Hezekiah’s Illness and Recovery
(2 Kings 20:1–11; 2 Chronicles 32:24–31)

1 In those days Hezekiah became mortally ill. The prophet Isaiah son of Amoz came to him and said, “This is what the LORD says: ‘Put your house in order, for you are about to die; you will not recover.’ ”

2 Then Hezekiah turned his face to the wall and prayed to the LORD, 3 saying, “Please, O LORD, remember how I have walked before You faithfully and with wholehearted devotion; I have done what was good in Your sight.” And Hezekiah wept bitterly.

4 And the word of the LORD came to Isaiah, saying, 5 “Go and tell Hezekiah that this is what the LORD, the God of your father David, says: ‘I have heard your prayer; I have seen your tears. Behold, I will add fifteen years to your life. 6 And I will deliver you and this city from the hand of the king of Assyria. I will defend this city. a  7 This will be a sign to you from the LORD that He will do what He has promised: 8 I will make the sun’s shadow that falls on the stairway of Ahaz go back ten steps.’ ”

So the sunlight went back the ten steps it had descended.

Hezekiah’s Song of Thanksgiving

9 This is a writing by Hezekiah king of Judah after his illness and recovery:

10 I said, “In the prime b of my life

I must go through the gates of Sheol

and be deprived of the remainder of my years.”

11 I said, “I will never again see the LORD,

even the LORD, in the land of the living;

I will no longer look on mankind

with those who dwell in this world.

12 My dwelling has been picked up and removed from me

like a shepherd’s tent.

I have rolled up my life like a weaver;

He cuts me off from the loom;

from day until night You make an end of me.

13 I composed myself c until the morning.

Like a lion He breaks all my bones;

from day until night You make an end of me.

14 I chirp like a swallow or crane;

I moan like a dove.

My eyes grow weak as I look upward.

O Lord, I am oppressed; be my security.”

15 What can I say?

He has spoken to me, and He Himself has done this.

I will walk slowly all my years

because of the anguish of my soul.

16 O Lord, by such things men live,

and in all of them my spirit finds life.

You have restored me to health

and have let me live.

17 Surely for my own welfare

I had such great anguish;

but Your love has delivered me from the pit of oblivion,

for You have cast all my sins behind Your back.
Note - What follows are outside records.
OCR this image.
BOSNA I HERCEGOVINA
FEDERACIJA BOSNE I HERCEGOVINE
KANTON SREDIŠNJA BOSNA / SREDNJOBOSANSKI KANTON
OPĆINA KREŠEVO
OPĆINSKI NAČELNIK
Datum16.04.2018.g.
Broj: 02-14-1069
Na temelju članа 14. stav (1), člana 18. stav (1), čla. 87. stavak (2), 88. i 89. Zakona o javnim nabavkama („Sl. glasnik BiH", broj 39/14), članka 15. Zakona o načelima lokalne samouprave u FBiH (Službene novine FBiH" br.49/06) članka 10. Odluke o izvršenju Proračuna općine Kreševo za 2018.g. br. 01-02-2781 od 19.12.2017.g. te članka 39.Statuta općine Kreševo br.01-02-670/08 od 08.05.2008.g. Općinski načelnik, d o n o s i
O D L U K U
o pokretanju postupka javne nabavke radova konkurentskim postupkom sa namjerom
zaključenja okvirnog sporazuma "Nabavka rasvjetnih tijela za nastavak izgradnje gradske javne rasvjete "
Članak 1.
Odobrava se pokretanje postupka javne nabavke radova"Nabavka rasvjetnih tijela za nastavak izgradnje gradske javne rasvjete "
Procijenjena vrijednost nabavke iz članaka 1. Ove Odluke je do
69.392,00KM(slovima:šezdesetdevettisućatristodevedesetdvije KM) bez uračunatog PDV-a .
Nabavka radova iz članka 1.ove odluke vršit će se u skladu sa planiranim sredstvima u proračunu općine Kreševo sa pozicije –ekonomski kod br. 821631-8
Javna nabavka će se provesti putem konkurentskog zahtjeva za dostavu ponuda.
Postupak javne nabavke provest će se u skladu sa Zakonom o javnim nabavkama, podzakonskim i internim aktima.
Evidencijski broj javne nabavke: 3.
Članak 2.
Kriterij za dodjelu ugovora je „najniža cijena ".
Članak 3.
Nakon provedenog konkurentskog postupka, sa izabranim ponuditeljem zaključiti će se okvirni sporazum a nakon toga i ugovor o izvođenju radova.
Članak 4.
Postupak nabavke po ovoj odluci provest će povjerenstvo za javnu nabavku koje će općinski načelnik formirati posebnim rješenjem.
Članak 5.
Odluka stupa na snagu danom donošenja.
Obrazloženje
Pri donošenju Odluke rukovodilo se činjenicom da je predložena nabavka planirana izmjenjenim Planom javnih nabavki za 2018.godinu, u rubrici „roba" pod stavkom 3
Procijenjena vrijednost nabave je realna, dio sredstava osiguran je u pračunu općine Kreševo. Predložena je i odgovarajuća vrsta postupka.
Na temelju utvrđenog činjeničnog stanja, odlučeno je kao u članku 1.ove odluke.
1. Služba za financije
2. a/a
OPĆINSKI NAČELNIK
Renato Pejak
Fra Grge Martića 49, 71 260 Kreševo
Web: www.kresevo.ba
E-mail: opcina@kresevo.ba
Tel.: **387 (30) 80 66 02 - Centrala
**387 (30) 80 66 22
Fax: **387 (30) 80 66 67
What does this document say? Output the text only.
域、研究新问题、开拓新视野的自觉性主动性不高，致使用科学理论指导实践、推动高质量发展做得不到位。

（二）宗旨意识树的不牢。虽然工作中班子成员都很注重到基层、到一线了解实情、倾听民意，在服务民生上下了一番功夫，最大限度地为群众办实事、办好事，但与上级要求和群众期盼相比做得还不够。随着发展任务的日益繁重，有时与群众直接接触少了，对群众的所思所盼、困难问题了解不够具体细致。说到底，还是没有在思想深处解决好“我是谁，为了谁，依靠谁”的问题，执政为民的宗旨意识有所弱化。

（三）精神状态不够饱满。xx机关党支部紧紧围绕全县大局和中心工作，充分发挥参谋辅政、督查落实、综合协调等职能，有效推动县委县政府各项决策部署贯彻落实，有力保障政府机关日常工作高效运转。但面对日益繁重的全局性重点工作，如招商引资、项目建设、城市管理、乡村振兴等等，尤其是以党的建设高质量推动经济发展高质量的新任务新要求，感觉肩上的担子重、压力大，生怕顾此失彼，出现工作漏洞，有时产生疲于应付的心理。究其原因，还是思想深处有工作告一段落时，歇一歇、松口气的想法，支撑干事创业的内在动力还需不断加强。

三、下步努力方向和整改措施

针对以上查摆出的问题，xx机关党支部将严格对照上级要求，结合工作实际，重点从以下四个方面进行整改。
18 For Sheol cannot thank You;

Death cannot praise You.

Those who descend to the Pit

cannot hope for Your faithfulness.

19 The living, only the living, can thank You,

as I do today;

fathers will tell their children

about Your faithfulness.

20 The LORD will save me;

we will play songs on stringed instruments

all the days of our lives

in the house of the LORD.

21 Now Isaiah had said, “Prepare a lump of pressed figs and apply it to the boil, and he will recover.”

22 And Hezekiah had asked, “What will be the sign that I will go up to the house of the LORD?”

 

Footnotes:

6 a MT and LXX; DSS includes for My sake and for the sake of My servant David ; see 2 Kings 20:6.
10 b Or In the quiet or In the middle
13 c Or I cried out ; see Targum Yonaton.